Wjeżdżamy i kierujemy się na bazar. Tam pytam kilku kierowców i nic. Nie ma, nie wie, nie zna. Jedziemy w grupę ciężarówek przy drodze nieopodal. I znowu źle. Ogólnie nie ma ale jest jedno miejsce ze słabą benzyną. Ile oktanów, pytam? Pięćdziesiąt! No nie, to poza tolerancją. Facet mówi, że zadzwoni na pobliską stację. Rozśmieszył mnie. Ale mówi, że paliwo jest. Ja mu nie chcę wierzyć i jeszcze z nim dyskutuję, ale on powtarza, paliwo jest. Jedziemy niespiesznie jakieś pięć kilometrów, mijając po drodze kilka zamkniętych stacji i w oddali widzę tę jedna namaszczoną i jeden samochód, który tankuje. Oczom nie wierzę. Jeszcze się upewniam jaka jakość, doskonała, osiemdziesiąt oktanów i lepszej w mieście nie ma. Opijamy się tej benzyny ile tylko wejdzie plus w butelki. Pozostaje jeszcze jeden problem. Dziś robimy jeszcze 90 km i jutro z powrotem, więc musimy być na start z Kungrad absolutnie pełni. Więc zagaduję do faceta, który tankował gdy przyjechaliśmy. Miał on wielki baniak na benzynę w bagażniku. Dobijamy targu, tę jego benzynę jutro rano odkupimy u niego w domu. Pojechałem z nim do domu i jutro będzie na nas czekać 20 litrów paliwa w dobrej cenie. Nie wiadomo czy paliwo na stacji doczeka jutra. Sprawdzimy to też.

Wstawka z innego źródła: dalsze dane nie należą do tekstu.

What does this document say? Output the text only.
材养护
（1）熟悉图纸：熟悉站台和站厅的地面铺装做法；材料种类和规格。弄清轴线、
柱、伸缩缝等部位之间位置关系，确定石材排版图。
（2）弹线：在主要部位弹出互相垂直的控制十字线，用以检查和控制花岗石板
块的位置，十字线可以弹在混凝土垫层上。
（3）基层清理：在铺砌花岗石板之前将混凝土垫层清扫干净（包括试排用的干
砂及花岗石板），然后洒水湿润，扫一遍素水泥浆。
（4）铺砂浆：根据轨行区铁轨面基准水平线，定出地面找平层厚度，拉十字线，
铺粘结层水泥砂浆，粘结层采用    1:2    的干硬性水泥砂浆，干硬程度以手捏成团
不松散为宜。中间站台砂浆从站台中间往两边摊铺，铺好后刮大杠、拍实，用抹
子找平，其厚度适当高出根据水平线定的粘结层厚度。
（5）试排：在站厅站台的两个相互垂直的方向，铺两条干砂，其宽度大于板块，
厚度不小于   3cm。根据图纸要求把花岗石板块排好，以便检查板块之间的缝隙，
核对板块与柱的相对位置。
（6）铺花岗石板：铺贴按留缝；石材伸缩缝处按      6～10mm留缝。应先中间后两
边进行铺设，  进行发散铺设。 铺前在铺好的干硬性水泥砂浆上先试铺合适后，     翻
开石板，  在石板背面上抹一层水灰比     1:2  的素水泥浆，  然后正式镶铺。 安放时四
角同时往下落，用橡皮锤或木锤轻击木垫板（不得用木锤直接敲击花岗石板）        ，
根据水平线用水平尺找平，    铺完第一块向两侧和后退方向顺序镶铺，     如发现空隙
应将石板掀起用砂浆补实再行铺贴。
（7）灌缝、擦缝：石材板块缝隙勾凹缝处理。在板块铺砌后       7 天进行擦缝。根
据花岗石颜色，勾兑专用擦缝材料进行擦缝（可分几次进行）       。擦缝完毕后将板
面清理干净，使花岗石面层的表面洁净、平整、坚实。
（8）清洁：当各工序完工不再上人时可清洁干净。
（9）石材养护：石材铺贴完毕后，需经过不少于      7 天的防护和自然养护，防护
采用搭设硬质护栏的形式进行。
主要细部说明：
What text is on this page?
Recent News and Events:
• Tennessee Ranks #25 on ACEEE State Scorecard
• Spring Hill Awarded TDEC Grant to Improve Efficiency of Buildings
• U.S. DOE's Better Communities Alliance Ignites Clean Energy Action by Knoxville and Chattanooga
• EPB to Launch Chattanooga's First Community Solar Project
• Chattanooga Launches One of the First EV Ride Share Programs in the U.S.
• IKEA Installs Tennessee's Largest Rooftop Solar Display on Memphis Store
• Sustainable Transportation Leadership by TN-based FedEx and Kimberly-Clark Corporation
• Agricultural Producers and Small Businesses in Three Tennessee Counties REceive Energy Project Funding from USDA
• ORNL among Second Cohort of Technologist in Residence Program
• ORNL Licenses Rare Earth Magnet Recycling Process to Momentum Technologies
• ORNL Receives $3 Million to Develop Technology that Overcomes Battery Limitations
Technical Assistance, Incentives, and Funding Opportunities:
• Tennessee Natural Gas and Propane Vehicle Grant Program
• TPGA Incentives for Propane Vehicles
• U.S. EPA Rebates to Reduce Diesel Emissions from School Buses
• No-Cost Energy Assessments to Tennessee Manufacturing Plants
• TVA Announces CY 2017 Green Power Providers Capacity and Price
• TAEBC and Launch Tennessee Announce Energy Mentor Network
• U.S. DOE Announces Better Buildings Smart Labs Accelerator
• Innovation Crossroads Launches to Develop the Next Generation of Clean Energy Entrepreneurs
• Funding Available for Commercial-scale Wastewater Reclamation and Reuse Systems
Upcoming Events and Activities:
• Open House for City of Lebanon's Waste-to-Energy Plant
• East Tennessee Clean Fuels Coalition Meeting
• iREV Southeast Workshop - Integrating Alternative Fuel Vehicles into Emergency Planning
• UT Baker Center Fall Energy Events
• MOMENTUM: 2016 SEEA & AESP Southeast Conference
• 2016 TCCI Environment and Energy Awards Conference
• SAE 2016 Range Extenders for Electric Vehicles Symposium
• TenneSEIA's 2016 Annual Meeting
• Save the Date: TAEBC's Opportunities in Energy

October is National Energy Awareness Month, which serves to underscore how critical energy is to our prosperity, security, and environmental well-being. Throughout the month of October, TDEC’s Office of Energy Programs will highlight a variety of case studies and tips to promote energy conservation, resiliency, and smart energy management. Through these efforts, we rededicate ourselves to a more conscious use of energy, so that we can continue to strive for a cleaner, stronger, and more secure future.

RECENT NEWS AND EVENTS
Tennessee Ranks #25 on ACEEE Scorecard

Potem 90 km do Mojnak, już na spokojnie choć w upale.
Hotel tragiczny, ale dobrze że jest, bo w Kungrad nie było.
Atrakcją Mojnak jest punkt widokowy obrazujący jak to było kiedyś kiedy morze Aral jeszcze nie wyschło. Smutny widok. Poznani w sklepie chłopaki zawieźli nas i pokazali starą fabrykę konserw. Kolejny smutek.
Oby do jutra. Kupiliśmy coś na kolację a jutro już będziemy w Kazachstanie.
Hotel, zapraszam | The hotel, welcome
Jest toaleta | They have a toilet
Jest prysznic | They have a shower
Jedziemy popatrzeć na miasto | We’re going to look at the town
Fabryka konserw rybnych | The factory of canned fish
Day 53
463km, Khiva – Moynaq
The first 200km were boring. Then I didn’t spot that my Garmin was leading towards the Turkmen border. We lost 50km. In Kungrad something happened at last. We had to turn here to Moynaq and refuel.
We entered the town and rode to the bazaar. I asked some drivers there but… nothing. Doesn’t have, doesn’t know. We went to a group of trucks by the road nearby. And bad again. Generally there’s no petrol in the town but they know one place with poor one. How many octane? Fifty! No! It’s beyond the tolerance. A guy said that he would have called a local station. He made me laugh. But said that they have petrol there. I didn’t want to believe him and had a discussion with him but he repeated that they have petrol. We rode slowly for about 5km, passing some closed stations by the road, and finally in the distance I saw that one and a car being refueled. I couldn’t believe my eyes. I made sure about the quality, perfect, 80-octane, I wouldn’t have found nothing better in the town. We refueled as much as it’s possible and poured some into bottles. There was only one problem left. Today we would ride for additional 90km and will come back tomorrow so must have absolutely full tanks at the start from Kungrad. So I asked the guy who was refueling when we came here. He had a big petrol barrel in his boot. We stroke the bargain, we will buy the petrol in his house in the morning. I went with him to the house and tomorrow 20 liters of petrol for good price will wait for us. Nobody knew if the station will have it tomorrow. We will check it as well.
Then 90km to Moynaq, peaceful but in the heat.
Our hotel is tragic, but the situation is good because in Kungrad people didn’t have any.
The attraction of Moynaq is a vantage point which shows how the neighborhood looked like when the Aral Sea still existed. A sad view. We met some guys in a shop who gave us a lift and showed an old factory of canned food. The next sad view.
I’m looking forward to the next day. We bought some food for the supper and tomorrow we will be in Kazakhstan.